Eine Bilanz der Entscheidungsprozesse aus Sicht des AWO Bezirksverbandes Potsdam e.V.:
AWO-Chefin Angela Schweers zum Potsdamer Aus für die Spirellibande
Zehn Jahre lang haben wir in Potsdam viel Kraft und Energie in ein kleines Projekt gesteckt, was Kindern zum Bildungserfolg verhelfen soll – die „Spirellibande“. Dies wurde möglich durch zahlreiche großzügige Spender, die von der Idee überzeugt waren. Wir bedanken uns bei jedem einzelnen Spender für die Unterstützung. Die ernüchternde Bilanz der vergangenen Tage: von einem ganzheitlichen Ansatz für die Kinder wurde das Projekt wegen angeblicher Hygieneprobleme runtergestuft zu einem Dienstleitungsauftrag für Caterer. Es ging uns um mehr als nur ein Frühstück für alle Kinder. Dies wurde von der Stadt Potsdam trotz der jahrelangen Zusammenarbeit und der Auszeichnungen für die Spirellibande (Ehrenamtspreis der Landeshauptstadt 2016) offensichtlich nicht als weiterführbar eingeschätzt.
Für uns stehen weiterhin drei Fragen im Vordergrund: Was wird gegen Kinderarmut unternommen? Welches Konzept hat die Stadt Potsdam, um Kinderarmut wirksam zu bekämpfen? Und vor allem: wie geht es jetzt weiter mit der Spirellibande?
Das kostenlose Schulfrühstück wird ab dem nächsten Jahr für zwei (!) Jahre an 14 Schulen durch die Stadt Potsdam finanziert. Das ist erst mal gut. Die Spirellibande hat den Bedarf öffentlich gemacht und eine Verstetigung durchgesetzt. Der Wermutstropfen bleibt die Qualität! Wir hoffen, dass die Schulen diese nicht berücksichtigte Seite in der Ausschreibung beachten und das Projekt, so wie es damals vor zehn Jahre konzipiert wurde, doch noch zu einem Erfolg führen.
Die sieben Schulen, an denen wir in den vergangenen Jahren mit der Spirellibande tätig waren, haben ein hohes Niveau des Angebotes erreicht und damit tatsächlich die Chancengleichheit für alle Kinder befördert. Und nur das war unser Ziel, dass wir mit einem gemeinsamen Frühstück an der Schule erreichen. Denn ohne Energie sind die Kinder nicht aufnahmefähig für den täglichen Unterricht.

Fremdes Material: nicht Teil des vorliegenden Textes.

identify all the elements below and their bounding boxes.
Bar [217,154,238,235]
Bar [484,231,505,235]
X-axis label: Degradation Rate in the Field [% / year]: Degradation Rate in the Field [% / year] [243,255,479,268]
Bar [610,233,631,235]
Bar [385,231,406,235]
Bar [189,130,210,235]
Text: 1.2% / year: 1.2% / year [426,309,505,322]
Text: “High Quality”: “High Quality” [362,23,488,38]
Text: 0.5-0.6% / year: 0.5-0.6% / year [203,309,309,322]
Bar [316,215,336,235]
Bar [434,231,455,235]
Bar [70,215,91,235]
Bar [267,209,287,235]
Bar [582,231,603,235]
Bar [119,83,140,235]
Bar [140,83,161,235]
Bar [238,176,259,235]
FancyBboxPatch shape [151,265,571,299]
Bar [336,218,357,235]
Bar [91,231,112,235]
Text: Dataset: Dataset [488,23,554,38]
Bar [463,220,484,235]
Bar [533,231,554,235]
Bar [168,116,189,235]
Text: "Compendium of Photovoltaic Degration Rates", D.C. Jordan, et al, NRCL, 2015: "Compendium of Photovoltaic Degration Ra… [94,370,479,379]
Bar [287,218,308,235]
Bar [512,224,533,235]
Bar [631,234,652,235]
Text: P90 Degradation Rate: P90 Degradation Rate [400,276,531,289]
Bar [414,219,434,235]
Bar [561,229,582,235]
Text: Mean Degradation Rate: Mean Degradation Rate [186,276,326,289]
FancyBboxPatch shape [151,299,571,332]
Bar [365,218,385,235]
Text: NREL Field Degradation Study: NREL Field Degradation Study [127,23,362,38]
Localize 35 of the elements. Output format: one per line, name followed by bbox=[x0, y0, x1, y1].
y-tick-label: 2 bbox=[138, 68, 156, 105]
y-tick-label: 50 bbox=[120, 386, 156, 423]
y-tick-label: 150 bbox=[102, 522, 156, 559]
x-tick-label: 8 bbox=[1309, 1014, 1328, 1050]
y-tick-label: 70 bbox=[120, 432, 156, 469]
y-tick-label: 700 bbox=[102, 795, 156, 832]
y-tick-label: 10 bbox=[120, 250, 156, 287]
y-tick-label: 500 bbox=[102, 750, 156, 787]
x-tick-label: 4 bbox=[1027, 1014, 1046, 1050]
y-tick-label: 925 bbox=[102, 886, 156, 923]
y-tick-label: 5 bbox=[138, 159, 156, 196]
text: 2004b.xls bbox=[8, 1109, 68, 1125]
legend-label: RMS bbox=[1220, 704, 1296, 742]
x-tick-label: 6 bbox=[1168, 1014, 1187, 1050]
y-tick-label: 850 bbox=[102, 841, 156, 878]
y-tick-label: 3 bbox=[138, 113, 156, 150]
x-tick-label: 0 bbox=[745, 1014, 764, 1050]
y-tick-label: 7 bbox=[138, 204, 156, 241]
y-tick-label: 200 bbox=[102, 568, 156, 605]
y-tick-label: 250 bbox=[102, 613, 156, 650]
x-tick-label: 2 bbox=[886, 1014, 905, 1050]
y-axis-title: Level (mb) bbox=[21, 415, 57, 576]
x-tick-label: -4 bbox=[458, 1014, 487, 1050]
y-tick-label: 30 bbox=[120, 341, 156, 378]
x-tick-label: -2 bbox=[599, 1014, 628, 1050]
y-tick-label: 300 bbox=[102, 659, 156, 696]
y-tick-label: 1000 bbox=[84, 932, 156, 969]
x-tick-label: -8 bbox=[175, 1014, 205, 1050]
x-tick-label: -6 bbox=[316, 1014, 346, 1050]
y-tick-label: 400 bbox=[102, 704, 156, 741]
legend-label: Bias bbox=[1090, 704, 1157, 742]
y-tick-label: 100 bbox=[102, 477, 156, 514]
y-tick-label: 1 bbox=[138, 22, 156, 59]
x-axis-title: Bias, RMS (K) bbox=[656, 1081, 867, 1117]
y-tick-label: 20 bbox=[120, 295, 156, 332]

Unsere vielen Ehrenamtlichen und unsere Angestellten sind natürlich zufrieden, dass der Bedarf ihrer Arbeit erkannt wurde, aber der Abschied von den Kindern
und den Lehrern und Lehrerinnen fällt trotzdem sehr schwer. Es beginnt zumindest für Potsdam die Zeit des Abschieds. Wir danken allen für ihren großen Einsatz und das Engagement für eine Arbeit, die den Kindern diente.Und zugleich beginnt die Zeit des Neuanfangs im Potsdamer Umland. Die Spirellibande macht weiter. Im Havelland sind wir schon mit dem Ketschup-Klub und die Anfragen aus Mittelmärkischen Schulen können nun bedient werden.
Für Potsdam wird die Spirellibande jetzt die Bildungspatenschaften aufbauen und die Chancengleichheit in einem weiteren Aspekt bereichern – bis zur Institutionalisierung – aber bestimmt nicht über Catering. Wir machen weiter! Nicht für uns, für die Kinder!
Wie es dazu kam
Am 23. Februar 2018 sprach Christina Wieda von der Bertelsmann Stiftung zur Bekämpfung von Kinderarmut auf dem Fachtag „Chancengerechtigkeit für alle Kinder in Potsdam“. Ihr Fazit: Um Kinderarmut nachhaltig zu begegnen, braucht es nachhaltige Beziehungsarbeit – und das kostet Geld. Aber am Ende zahlt die
Gesellschaft viel weniger, denn nur über diese Fürsorge, Hingabe und Beziehungsarbeit kann man Kinder und Erwachsene in einem kapitalistischen Gesellschaftssystem mitnehmen, die zurückgelassen werden. Dem können wir nur zustimmen. Diese zwei wichtigen Grundlagen – Beziehungsarbeit und Nachhaltigkeit – sind immer Bestandteil der Spirellibande.
Nur einen Tag später, am Samstag den 24. Februar 2018, wird durch einen Bericht in den „Potsdamer Neuesten Nachrichten“ deutlich, dass die Stadtverwaltung eine pragmatische Lösung für die Thematik „Essen“ bevorzugt, wie sich der Sozialbeigeordnete und SPD-Kandidat für die Nachfolge von Jann Jakobs als Oberbürgermeister von Potsdam, Mike Schubert, zitieren lässt. Eine Formulierung, die bei uns völliges Unverständnis auslöste. Und Noosha Aubel, Bildungsbeigeordnete in Potsdam, erklärte, dass Caterer oder Spirellibande für den Haushalt keinen Unterschied mache. Dieser Satz spricht für sich.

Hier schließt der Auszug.